1. There is the bright crown of virginity, with the distinguished privilege of more intimate union with Jesus in Heaven. “These are they who were not defiled with women; for they are virgins. These follow the Lamb whithersoever He goeth” (Apoc. xiv, 4).
2. There is also the glory of being seated, with Christ, on the judgment seat, when He will come in His Majesty on the clouds of heaven: they are to judge the world, rather than to be judged. Thus at least the Venerable Bede explains the promise made by Christ to His Apostles, which for a parity of reason, he extends to religious: “Amen I say to you that you who have followed me, in the regeneration, when the Son of Man shall sit on the seat of His Majesty, you also shall sit on twelve seats judging the twelve tribes of Israel” (St. Matth. xix, 28).

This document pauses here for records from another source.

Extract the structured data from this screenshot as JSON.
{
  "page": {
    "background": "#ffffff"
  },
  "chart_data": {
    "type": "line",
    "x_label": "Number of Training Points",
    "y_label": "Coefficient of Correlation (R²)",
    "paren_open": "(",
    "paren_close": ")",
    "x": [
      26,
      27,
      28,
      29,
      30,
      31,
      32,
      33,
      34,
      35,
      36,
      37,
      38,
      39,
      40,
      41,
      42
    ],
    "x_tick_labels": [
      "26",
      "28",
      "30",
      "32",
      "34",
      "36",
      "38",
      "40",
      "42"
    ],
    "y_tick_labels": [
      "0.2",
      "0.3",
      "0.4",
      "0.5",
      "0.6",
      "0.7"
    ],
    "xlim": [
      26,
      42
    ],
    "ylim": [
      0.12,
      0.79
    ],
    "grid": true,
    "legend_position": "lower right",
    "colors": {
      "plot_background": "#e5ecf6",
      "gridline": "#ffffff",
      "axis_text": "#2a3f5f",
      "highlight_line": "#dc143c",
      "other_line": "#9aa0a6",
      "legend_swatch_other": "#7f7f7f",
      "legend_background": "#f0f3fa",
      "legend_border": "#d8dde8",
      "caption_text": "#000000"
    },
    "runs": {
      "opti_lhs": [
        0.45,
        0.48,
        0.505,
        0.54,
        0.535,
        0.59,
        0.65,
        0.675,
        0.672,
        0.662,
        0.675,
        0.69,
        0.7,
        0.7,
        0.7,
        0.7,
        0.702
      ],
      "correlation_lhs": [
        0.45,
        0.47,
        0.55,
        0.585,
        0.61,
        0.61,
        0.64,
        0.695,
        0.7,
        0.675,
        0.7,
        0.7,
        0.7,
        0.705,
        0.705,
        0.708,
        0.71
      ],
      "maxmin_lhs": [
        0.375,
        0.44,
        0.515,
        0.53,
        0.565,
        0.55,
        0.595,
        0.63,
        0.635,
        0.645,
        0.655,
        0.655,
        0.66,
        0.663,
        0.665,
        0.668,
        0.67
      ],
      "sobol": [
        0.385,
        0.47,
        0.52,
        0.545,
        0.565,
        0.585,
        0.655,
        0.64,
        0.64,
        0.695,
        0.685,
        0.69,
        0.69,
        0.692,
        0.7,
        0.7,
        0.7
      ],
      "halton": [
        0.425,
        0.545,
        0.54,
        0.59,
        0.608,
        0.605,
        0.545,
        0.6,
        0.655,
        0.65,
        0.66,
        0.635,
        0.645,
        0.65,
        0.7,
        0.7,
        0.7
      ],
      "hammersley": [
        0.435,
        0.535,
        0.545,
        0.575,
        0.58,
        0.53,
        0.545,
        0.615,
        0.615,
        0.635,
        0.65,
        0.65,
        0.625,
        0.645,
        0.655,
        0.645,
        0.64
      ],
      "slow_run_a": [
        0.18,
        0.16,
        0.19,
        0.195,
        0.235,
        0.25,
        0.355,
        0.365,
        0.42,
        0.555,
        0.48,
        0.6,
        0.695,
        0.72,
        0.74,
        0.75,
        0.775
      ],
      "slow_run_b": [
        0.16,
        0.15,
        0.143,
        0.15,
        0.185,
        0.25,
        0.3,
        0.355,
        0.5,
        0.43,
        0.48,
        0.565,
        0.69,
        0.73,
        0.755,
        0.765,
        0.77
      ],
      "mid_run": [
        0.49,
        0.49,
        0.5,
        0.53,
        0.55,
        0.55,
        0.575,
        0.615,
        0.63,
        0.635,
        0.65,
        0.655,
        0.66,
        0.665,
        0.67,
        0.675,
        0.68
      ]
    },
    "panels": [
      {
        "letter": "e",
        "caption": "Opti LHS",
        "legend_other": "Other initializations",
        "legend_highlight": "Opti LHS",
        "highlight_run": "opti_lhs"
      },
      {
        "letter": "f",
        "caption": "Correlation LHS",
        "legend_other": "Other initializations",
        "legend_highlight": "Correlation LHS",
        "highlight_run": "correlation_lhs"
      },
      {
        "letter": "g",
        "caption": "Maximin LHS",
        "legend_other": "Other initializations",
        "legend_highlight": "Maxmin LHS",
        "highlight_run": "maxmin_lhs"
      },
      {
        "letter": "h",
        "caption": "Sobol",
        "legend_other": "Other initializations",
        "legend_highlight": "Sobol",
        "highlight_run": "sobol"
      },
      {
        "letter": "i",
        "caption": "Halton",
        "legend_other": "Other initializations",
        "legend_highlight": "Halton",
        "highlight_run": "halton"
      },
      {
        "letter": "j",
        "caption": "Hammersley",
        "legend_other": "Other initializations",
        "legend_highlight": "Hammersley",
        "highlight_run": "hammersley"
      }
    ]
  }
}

3. Another most valuable advantage of the religious life lies in the protection it affords against dangerous temptations to sin. True, as long as we live upon earth we may fall from grace, and forfeit, through our own grievous fault, the rich store of merit so far accumulated and our right to eternal bliss: “He that thinketh himself to stand, let him take heed lest he fall,” writes the Apostle (I Cor. x, 12). The best a man can do is to surround himself with such securities as lessen the assaults from without and strengthen the will within him. And such is undoubtedly the religious life. Its vows of poverty, chastity and obedience cut off the fiercest assaults of man’s triple enemy, the world, the Devil and the flesh; and its constant practices of piety and mortification provide a copious supply of Heavenly assistance to resist temptations.

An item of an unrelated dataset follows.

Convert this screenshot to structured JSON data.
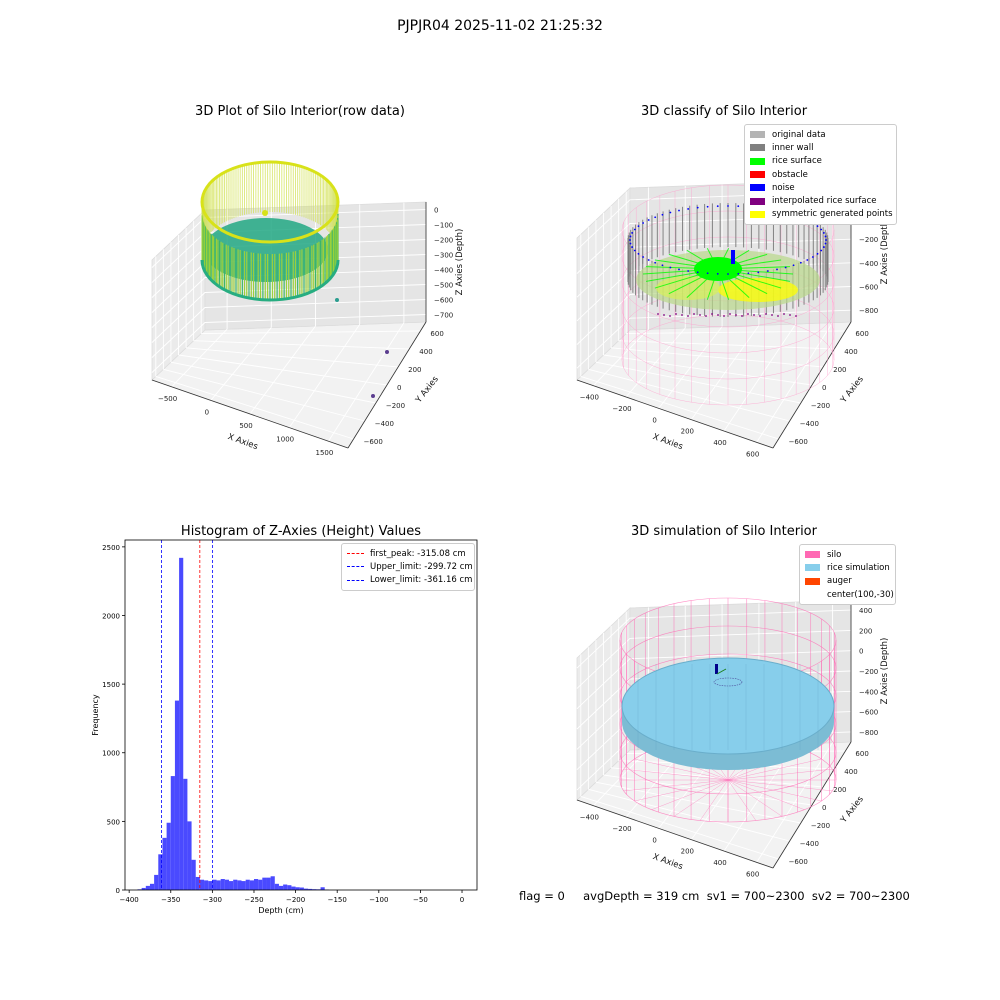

Therefore St. Bernard draws this consoling picture of religion: “It is a state,” he says, “in which man lives with more purity, falls more rarely, rises more promptly, walks more securely, is more frequently bedewed with celestial graces, sleeps more peaceably, dies with more assurance, passes more quickly through Purgatory, and is more richly rewarded.”
IV
However, we must bear in mind that membership of a religious Order does not necessarily secure all those advantages, and that in the same Order they are obtained by different persons in very different degrees. The chief requisite to obtain them is to be a fervent religious. The more generous one shall show himself to God, says St. Ignatius, the more generous he shall find God towards him, and the more fit shall he daily be to receive in greater abundance His graces and spiritual gifts. The rapidity of our spiritual progress is not like that of travellers in a ship on the sea, all of whom advance at the same rate, whether they are walking or sitting or lying down; but our progress is like that of men travelling on a highroad, each of whom has his own rate of advancement according to his own efforts.
Thus St. Aloysius, St. Stanislaus and St. John Berchmans advanced further in a few months than most religious do in many years.
While we have perhaps broken strong bonds in tearing ourselves away from home and kindred, let us not be attached to little things; a slender silken thread is enough to keep a bird from gaining its liberty, and thus a little trifle may prevent us from soaring aloft to higher regions of sanctity. God fully deserves the love of our whole hearts, which are too small to be divided between Him and the things of earth.
Let us examine ourselves during this retreat, and see whether we are drawing all the profit we should from the rich treasury of our religious vocation.